It’s bad enough that Google Inc. went along with the U.S. government’s PRISM program, which secretly spied on the electronic communications of millions of U.S. citizens (including Gmail users) for years.
But the search giant GOOG +0.03% has also taken a similar and equally bizarre anti-consumer stance as it wages yet another battle against Americans who believe they have a private legal right to wireless Internet communication in their homes.
The decision in San Francisco on Sept. 11, by a three-judge panel of the Ninth U.S. Circuit Court, emphatically rejected Google’s motion to dismiss a lawsuit filed by homeowners whose private WiFi data was collected by the Mountain View, Calif.-based company for its StreetView mapping service.
The company destroyed the data, apologized for collecting it and promised not to collect any more when it agreed to settle a civil action by 38 states back in March.
Google, which sells millions of online search ads displayed next to StreetView results every year, paid a financial penalty of $7 million in that settlement.
Among other things, the company had argued in that case that the data capture was a big goof-up, as if one or several of its most clueless employees all ended up on the initial StreetView team.
But someone in the company hired the person who hired those people, and before they sent them out in their trucks with the roof antennas, no one at Google bothered to tell them that they SHOULDN’T be collecting data from people’s in-home routers — without their knowledge.
That suggests that Google’s corporate culture — purportedly guarded by some of the most stringent hiring requirements in the tech industry — is either very sloppy, or has a natural bias against its customers’ desires for online privacy.

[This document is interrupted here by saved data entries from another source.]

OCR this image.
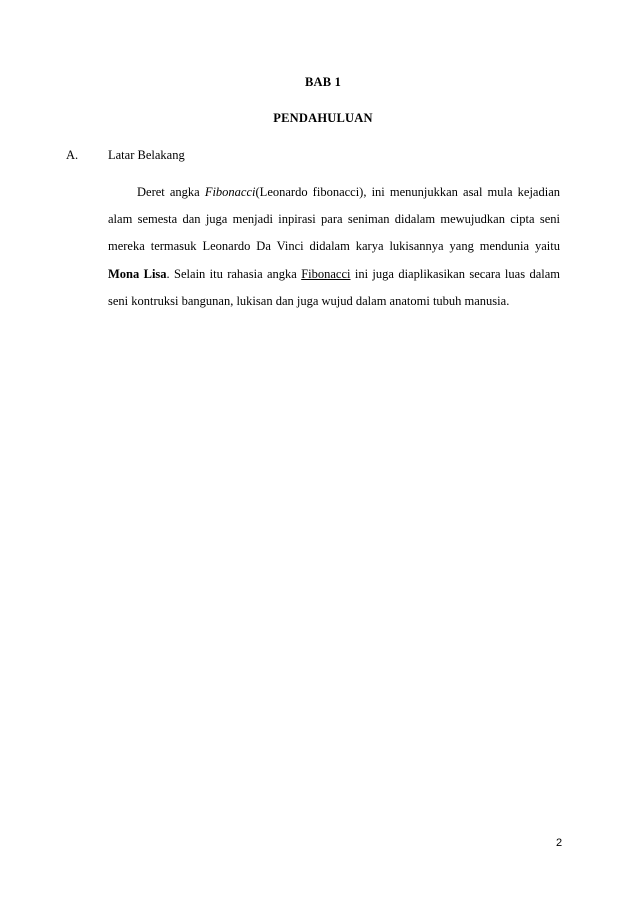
BAB 1
PENDAHULUAN
A. Latar Belakang

Deret angka Fibonacci(Leonardo fibonacci), ini menunjukkan asal mula kejadian alam semesta dan juga menjadi inpirasi para seniman didalam mewujudkan cipta seni mereka termasuk Leonardo Da Vinci didalam karya lukisannya yang mendunia yaitu Mona Lisa. Selain itu rahasia angka Fibonacci ini juga diaplikasikan secara luas dalam seni kontruksi bangunan, lukisan dan juga wujud dalam anatomi tubuh manusia.

2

Such a culture would not be surprising to long-time watchers of the company, who remember that former CEO Schmidt once promoted the notion that there is no such thing as online privacy when he stated that “If you have something that you don’t want anyone to know, maybe you shouldn’t be doing it in the first place.”
That puts Schmidt up there along with former Sun Microsystems CEO Scott McNealy — who told the editorial board and business reporters of the San Francisco Chronicle in September 2003, that “you have no privacy, get over it!” — among the former tech CEOs hostile to the notion that users of Internet services have a right to private communication.
It also raises the question of whether both Schmidt and Page had no ethical problem when, as Google CEOs, they allowed the NSA to go through millions of their users’ electronic communications with nary a peep.
In fact, secretly capturing wireless communication in some suburban cul-de-sac is not much different than secretly reading emails en masse on an NSA computer.
The fact that Google sought to dismiss the lawsuit, rather than settle it, suggests that the figurative slap on the wrist it got in settling with the states has emboldened its consistent stance against online privacy.
Google’s motion for dismissal, which the Ninth Circuit panel rejected, supports that interpretation, as the company argued that it should be exempt from violating the Federal Wiretap Act because home WiFi communication is akin to radio communication that is “readily accessible to the general public.”
I wonder how many U.S. consumers agree with Google that, when sending or receiving personal emails over their home WiFi network, those communications are open to the public.
For those who believe that online privacy is a fundamental right of U.S. consumers, let’s hope that the jury and/or jurist impaneled on the case — if it goes to trial — disagree with the view of privacy put forth by Schmidt, McNealy and the Google legal team.